The incremental learning process involves several stages:

  1. Construction of Training Set: The training set is constructed from samples of new classes and exemplar samples of old classes stored in the representative memory. Each sample carries two labels: classification labels and distillation labels from older models.
  2. Training Process: The combined cross-distilled loss function is used to train the deeper models, updating all the weights, including those for old classes.
  3. Balanced Fine-Tuning: An additional fine-tuning step that strikes a balance between the number of samples from old and new classes to prevent bias towards new classes.
  4. Update Representative Memory: Add exemplars from new classes to the memory, ensuring a balanced representation of all classes.

Experimental Results

The paper presents extensive evaluation on CIFAR-100 and ImageNet datasets to demonstrate the effectiveness of the proposed method. Key observations from the experiments include:

  • CIFAR-100: The proposed method consistently achieved state-of-the-art results with incremental steps of 2, 5, 10, and 20 classes, showing significant improvements over iCaRL and LwF.MC.
  • ImageNet: The method also outperformed others in more extensive datasets with a larger number of classes per incremental step, demonstrating scalability and robustness.
  • Similar Classes: Experiments with subsets of similar classes (e.g., vehicle types and dog breeds) further affirmed the superior performance of the proposed end-to-end approach over external classifiers like NCM.

Ablation Studies

A series of ablation studies analyzed the impact of various components, such as data augmentation, balanced fine-tuning, and exemplar selection strategies, on the overall performance:

  • Data augmentation significantly enhanced the robustness of the model.
  • Balanced fine-tuning effectively addressed the imbalance between old and new data.
  • Herding selection strategy was found to be the most consistent for selecting exemplars.

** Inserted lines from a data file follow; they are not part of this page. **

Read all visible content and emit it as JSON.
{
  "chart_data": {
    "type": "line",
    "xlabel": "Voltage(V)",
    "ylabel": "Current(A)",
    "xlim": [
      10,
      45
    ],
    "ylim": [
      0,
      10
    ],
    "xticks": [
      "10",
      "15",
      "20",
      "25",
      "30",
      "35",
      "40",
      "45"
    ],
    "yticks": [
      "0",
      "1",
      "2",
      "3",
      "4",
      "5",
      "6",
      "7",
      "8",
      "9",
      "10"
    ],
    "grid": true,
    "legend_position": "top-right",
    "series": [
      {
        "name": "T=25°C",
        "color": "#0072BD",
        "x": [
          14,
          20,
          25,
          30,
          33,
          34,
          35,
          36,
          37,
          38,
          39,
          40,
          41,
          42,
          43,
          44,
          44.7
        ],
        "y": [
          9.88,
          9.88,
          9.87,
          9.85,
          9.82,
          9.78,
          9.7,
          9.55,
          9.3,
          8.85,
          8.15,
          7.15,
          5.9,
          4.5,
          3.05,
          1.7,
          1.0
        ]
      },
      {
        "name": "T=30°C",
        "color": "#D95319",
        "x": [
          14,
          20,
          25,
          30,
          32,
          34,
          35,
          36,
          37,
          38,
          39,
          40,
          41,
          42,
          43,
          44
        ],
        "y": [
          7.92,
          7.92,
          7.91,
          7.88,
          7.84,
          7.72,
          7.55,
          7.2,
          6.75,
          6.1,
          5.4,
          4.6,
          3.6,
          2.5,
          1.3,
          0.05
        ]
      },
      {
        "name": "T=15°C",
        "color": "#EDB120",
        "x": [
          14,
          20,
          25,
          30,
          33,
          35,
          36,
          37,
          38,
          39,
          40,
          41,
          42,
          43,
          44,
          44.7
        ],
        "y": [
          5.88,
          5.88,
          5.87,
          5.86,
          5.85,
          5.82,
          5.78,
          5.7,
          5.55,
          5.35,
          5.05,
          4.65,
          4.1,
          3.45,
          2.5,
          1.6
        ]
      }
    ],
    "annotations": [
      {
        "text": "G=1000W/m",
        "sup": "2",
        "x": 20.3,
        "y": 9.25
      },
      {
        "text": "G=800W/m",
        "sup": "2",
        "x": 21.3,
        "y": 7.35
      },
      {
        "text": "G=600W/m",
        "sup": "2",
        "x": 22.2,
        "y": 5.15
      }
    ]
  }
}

Implications and Future Work

The implications of this research extend to practical applications where models must adapt to new data without compromising existing knowledge. This is especially relevant in fields such as autonomous driving, where an incremental learning approach can ensure continuous improvement as new data becomes available.

Future research directions include exploring dynamic memory allocation strategies and enhancing the selection process for exemplars, potentially incorporating more refined and sophisticated criteria beyond herding selection.

Conclusion

By leveraging a combined cross-distilled loss function and the strategic use of a representative memory, this paper significantly advances the field of incremental learning. The proposed method outperforms existing techniques and demonstrates robust, scalable results, paving the way for future enhancements in continuous learning paradigms.